Finalmente, llegamos al cuarto de Leah. El doctor abrió la puerta y, sobre la cama, vi una figura tapada con una sábana blanca. El horror me recorrió al notar las manchas rojas que cubrían ciertas partes de la tela. Irene y yo nos miramos, sin saber cómo reaccionar.
El doctor se acercó, con las manos temblorosas, y levantó la sábana para mostrarnos el cuerpo de Leah. Su piel estaba pálida, inerte. Había marcas en su cuello y en sus brazos. El doctor nos dijo que la había encontrado sin signos vitales en la bañera, pero mi mente apenas podía procesarlo. Irene, en cambio, no pudo contenerse.
—¿Qué le hiciste, Cassian? —espetó, lanzándose contra él, su voz cargada de una furia desatada. Sus manos temblaban mientras lo miraba con rabia, buscando respuestas, exigiendo una explicación para lo que veíamos frente a nosotros.
Cassian retrocedió un paso, sin responder, pero algo en su mirada, en su vacilación, delataba que no era inocente en todo esto. No sabía cómo detener a Irene, ni siquiera estaba seguro de querer hacerlo. Porque, en el fondo, yo también necesitaba respuestas. Y ver a Leah ahí, destrozada, con esas marcas, quedaba claro de quién había sido el culpable.
—Yo… yo no quise—dijo con un hilo de voz, sus ojos llorosos.
—¿La forzaste?
—No me acosté con ella. Al menos, no la penetré yo. Yo solo… quería experimentar, pero… no me pude controlar.

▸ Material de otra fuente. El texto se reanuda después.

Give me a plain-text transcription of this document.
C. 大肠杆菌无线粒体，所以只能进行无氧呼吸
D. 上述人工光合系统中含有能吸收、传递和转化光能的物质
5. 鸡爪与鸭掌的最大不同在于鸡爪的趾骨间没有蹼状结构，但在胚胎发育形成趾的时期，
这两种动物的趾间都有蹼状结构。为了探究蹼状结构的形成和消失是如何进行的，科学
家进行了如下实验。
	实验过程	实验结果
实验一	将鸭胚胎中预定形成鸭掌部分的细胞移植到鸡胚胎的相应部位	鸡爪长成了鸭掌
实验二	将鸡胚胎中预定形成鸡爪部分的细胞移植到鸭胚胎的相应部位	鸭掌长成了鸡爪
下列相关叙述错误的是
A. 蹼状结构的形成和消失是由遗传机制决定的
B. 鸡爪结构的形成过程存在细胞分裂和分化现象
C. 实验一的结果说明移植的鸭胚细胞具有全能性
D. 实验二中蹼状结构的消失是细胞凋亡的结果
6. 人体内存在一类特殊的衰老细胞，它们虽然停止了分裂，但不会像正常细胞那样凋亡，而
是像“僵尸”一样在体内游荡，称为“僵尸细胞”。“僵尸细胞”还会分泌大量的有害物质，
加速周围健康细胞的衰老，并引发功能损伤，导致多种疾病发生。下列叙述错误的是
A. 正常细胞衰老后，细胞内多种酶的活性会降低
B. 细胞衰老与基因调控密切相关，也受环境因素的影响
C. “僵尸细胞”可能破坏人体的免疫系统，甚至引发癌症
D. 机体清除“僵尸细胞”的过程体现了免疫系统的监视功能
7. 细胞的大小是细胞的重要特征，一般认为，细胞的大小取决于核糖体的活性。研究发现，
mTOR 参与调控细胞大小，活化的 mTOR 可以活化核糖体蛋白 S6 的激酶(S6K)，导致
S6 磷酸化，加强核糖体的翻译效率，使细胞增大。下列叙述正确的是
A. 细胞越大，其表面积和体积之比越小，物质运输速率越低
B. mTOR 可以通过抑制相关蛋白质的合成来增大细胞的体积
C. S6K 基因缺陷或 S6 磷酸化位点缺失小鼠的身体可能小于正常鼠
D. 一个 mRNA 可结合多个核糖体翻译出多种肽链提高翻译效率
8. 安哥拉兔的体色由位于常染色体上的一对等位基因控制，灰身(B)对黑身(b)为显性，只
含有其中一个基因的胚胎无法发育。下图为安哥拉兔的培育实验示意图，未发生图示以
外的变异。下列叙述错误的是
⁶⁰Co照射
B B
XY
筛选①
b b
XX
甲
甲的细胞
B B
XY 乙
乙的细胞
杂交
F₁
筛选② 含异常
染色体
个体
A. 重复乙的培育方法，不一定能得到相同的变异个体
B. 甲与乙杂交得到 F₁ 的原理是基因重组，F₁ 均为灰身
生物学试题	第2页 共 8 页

—¿Así te justificas? Maldito violador.
—Irene, vamos a calmarnos, no le llames así a nuestro hijo.
—¿Nuestro? No, ese monstruo lo creaste tú y yo lo traje a este mundo, pero no para que se convirtiera en esto. Si yo te di la vida, entonces es mi deber y mi responsabilidad quitartela.
—¡Irene! —me detuve frente de Cassian, evitando que Irene cometiera una estupidez bajo un arranque.
—¿Estás de su lado? ¿Vas a patrocinar lo que hizo? ¿Le vas a aplaudir por haber abusado y matado a una mujer?
—Dudo mucho que haya sido intencional. Más que nadie conoces los efectos del virus.
—Mamá, por favor, debes de creerme…
—Aléjate de mí. Desde este momento hazte la idea de que no tienes madre—salió como alma que lleva el diablo y, aunque Cassian intentó ir tras ella, lo evité, poniéndome en medio.
—No es el momento de que te acerques a ella. Dale tiempo de asimilarlo.
—Mamá me odia. Soy un monstruo… —lágrimas se desbordaron de sus ojos sin cesar.